The homeowner may be asked to create a preliminary net sheet and a letter of hardship to authorize the short sale process. The net sheet will list all costs associated with the sale, including the amount of the original loan, the price at which the house is expected to sell, and any associated fees charged by real estate agents and lawyers. In a short sale, the bottom line number will have a negative value. The letter of hardship details all aspects of the situation, including the reason the homeowner is unable to continue making his payments. This type of document appeals to the mercy of the lender, and should include all extraneous circumstances, such as the loss of a job, medical difficulties, and any hospitalizations.

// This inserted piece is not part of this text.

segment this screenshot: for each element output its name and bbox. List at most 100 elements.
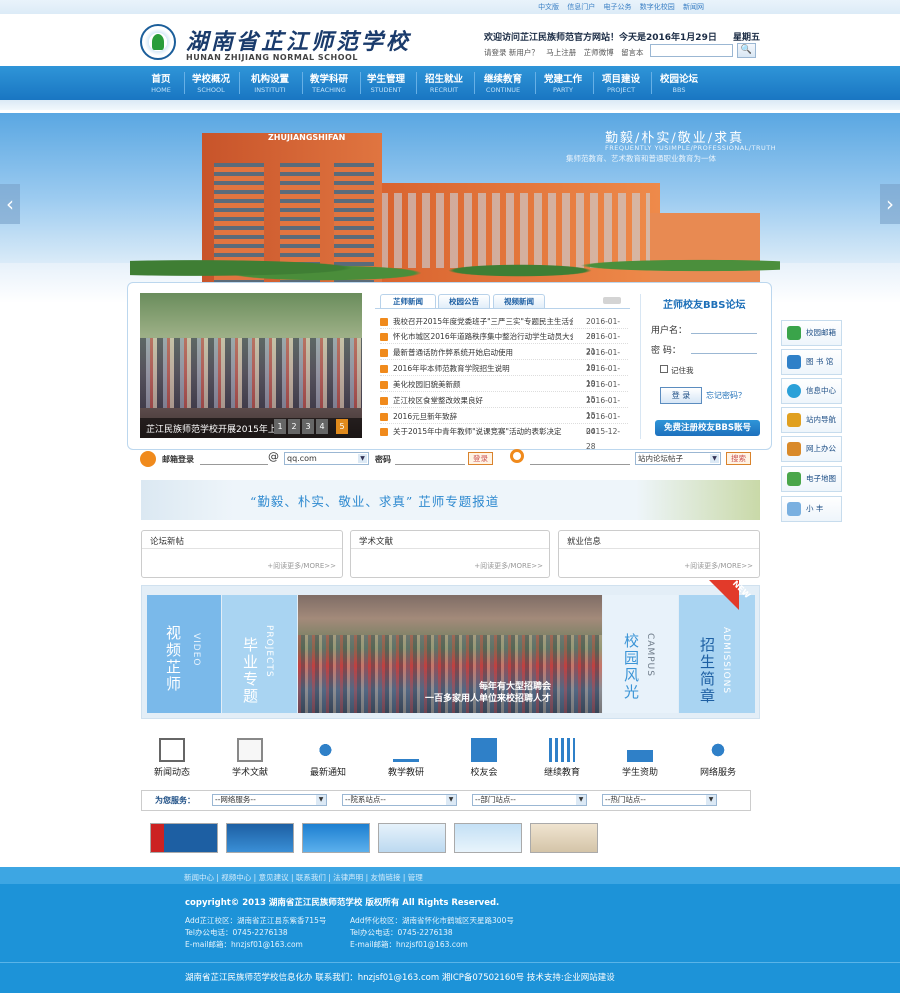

During the short sale process, the homeowner should also be prepared to provide the lender with bank statements, a list of all existing assets, such as additional properties, and a purchase agreement. These financial records are used to prove that the homeowner indeed cannot repay the amount of the existing loan and is in danger of future foreclosure without intervention. Once the property has been sold, a purchase agreement showing the sale price can be sent to the bank or agency. The lender typically then makes a final decision on whether to forgive any remaining debt, and whether to report the incident to a credit rating agency.